Long before things like germ theory or antibiotics were properly understood, it’s no surprise that ancient peoples had some pretty… inventive ways to keep themselves safe and healthy.
We’re not going to sugar-coat it: our ancestors were big into magic. Tattoos to protect women in childbirth, curse tablets, love spells – you name it, there was probably some disgusting recipe out there for a spell that could make it happen.
But a new report, from archaeologists working in the south-west of Turkey, has revealed an example of this ancient mysticism that’s pretty weird even for our cast-happy great-grandparents.
“Occasionally, the archaeological record allows us a glimpse beyond the mere material and into the mindset of people in the past,” the authors of the new paper explain. “A cremation burial from the eastern necropolis of Sagalassos, south-west Turkey, provides one such opportunity, documenting funerary practices that clearly deviate from other contemporaneous burials at the site.”
There have been thousands of ancient Roman burials excavated over the years – of which this is one, likely dating from the early imperial period of between about 25 BCE and 100 CE – and with that vast number comes a wide range of funerary practices and rites. But this grave stands out: the cremated remains were buried rather than retrieved to be placed in a secondary location; they were surrounded with grave goods including intentionally bent nails; and finally, they were sealed into the earth beneath a covering of brick and lime.
None of these practices would necessarily be unusual on their own – but together, they make the grave particularly unusual, the researchers write.
“Following cremation, we observe a series of atypical interventions,” the paper explains. “The deposition of nails appears to form a magical barrier surrounding the remains of the funeral pyre. The conversion of the pyre site in the burial place, and the use of a brick/lime covering are also unique among the funerary practices at Sagalassos.”
But why would this grave in particular have warranted such peculiar treatment? According to the researchers, it might be an ancient form of that most badass of occupations: vampire hunting.

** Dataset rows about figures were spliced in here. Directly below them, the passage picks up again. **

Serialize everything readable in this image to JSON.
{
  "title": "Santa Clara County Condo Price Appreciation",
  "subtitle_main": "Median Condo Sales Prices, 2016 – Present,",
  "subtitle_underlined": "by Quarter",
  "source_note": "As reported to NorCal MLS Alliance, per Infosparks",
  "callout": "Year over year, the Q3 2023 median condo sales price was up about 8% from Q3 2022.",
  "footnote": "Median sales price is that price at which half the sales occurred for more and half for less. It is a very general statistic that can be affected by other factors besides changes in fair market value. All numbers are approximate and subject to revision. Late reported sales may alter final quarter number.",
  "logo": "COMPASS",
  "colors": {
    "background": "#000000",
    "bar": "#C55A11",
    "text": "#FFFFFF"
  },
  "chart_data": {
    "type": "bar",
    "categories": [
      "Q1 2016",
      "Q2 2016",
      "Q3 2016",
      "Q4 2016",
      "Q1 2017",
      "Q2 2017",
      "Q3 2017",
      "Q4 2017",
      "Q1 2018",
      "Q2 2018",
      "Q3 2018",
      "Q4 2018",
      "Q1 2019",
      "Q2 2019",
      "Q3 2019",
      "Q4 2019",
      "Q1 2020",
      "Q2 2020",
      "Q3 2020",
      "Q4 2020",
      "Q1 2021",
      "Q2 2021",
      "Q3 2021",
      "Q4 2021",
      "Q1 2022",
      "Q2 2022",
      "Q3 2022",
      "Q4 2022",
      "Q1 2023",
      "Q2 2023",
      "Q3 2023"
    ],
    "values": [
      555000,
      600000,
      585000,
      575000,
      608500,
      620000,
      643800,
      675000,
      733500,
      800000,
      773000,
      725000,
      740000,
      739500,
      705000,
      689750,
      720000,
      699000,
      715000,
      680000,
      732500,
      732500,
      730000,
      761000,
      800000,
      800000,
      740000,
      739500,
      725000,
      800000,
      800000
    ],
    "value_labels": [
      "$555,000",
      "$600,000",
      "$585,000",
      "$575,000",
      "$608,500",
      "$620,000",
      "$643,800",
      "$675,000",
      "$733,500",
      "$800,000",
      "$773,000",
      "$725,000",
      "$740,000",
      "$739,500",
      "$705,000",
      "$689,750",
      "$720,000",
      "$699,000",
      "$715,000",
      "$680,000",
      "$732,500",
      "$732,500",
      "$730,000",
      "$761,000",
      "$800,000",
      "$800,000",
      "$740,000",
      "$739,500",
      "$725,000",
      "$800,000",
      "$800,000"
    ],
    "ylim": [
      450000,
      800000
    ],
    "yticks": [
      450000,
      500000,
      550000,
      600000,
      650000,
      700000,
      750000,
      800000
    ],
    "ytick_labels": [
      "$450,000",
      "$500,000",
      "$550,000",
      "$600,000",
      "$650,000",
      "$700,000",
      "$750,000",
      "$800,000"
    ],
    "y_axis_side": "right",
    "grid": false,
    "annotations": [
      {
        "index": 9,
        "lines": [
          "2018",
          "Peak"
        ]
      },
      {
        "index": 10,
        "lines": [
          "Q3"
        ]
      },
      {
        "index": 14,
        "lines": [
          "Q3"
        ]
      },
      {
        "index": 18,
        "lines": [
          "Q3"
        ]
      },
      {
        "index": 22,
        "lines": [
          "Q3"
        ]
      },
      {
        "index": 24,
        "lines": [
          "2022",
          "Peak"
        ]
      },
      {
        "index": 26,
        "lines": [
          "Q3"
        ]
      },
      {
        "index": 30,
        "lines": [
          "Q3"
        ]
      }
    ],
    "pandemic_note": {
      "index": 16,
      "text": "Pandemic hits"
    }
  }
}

Well, kind of, at least. “The combination of nails and bricks designed to restrain the dead with the sealing effect of the lime strongly implies a fear of the restless dead,” they explain. “Regardless of whether the cause of death was traumatic, mysterious or potentially the result of a contagious illness or punishment, it appears to have left the dead intent on retaliation and the living fearful of the deceased's return.”
See, nails – whether real, imitation, or even bent and broken – were a common feature in ancient Roman graves, and usually for one of two reasons: either these functionally useless items were buried alongside the deceased to protect them in the afterlife – or else they were placed there to stop someone from coming back.

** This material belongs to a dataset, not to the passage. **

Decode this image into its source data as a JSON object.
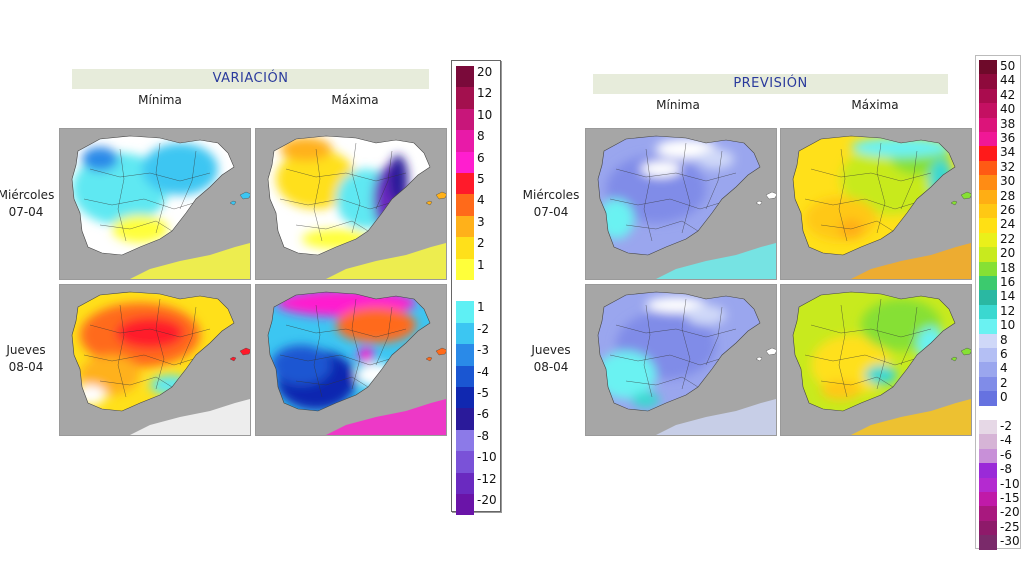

“These interpretations are not mutually exclusive,” the authors point out; “in both cases, nails are considered to possess the apotropaic power to protect the subject – be it the living, the dead, or both – from harm.”
And if you’re trying to keep the dead down, why stop at nails? Other excavations have found graves with heavy weights around the deceased, as well as curses to make “the earth rest heavily upon you”; still more have revealed graves in which the deceased has been decapitated, bound, or buried face down, all in an attempt to stop vengeful spirits from harming the living.
And with that in mind, the thick layer of tile and lime covering the grave becomes more noteworthy. “There is no indication that lime was used in an aesthetic manner, or to preserve the physical integrity of the remains,” the researchers write. “It seems probable that this use of lime was an additional intervention aimed at protecting the living from the possible malevolent effects of this particular funerary context.”
“It is the combined practices… within their specific historical and regional setting, that narrow down the possible interpretations,” they add. “Regardless of whether the cause of death was traumatic, mysterious or potentially the result of a contagious illness or punishment, it appears to have left the dead intent on retaliation and the living fearful of the deceased's return.”
So, is this the grave of Ancient Turkey’s answer to Count Dracula? Who knows – but the researchers hope that the sheer uniqueness of this bizarre and fearful burial might help break down some of the resistance towards the idea of magical beliefs in the archaeological community.
“We hope this example will contribute to the ongoing study of the materiality of magic, as well as the meaning of non-normative burials,” they write. “A strictly binary approach (normative vs non-normative) can impede an objective discussion… Extraordinary contexts, such as the cremation burial from Site F, have the potential to provide insight into the belief structures of past societies that may complement or confront our established views of the Roman past.”
The report can be found in the journal Antiquity.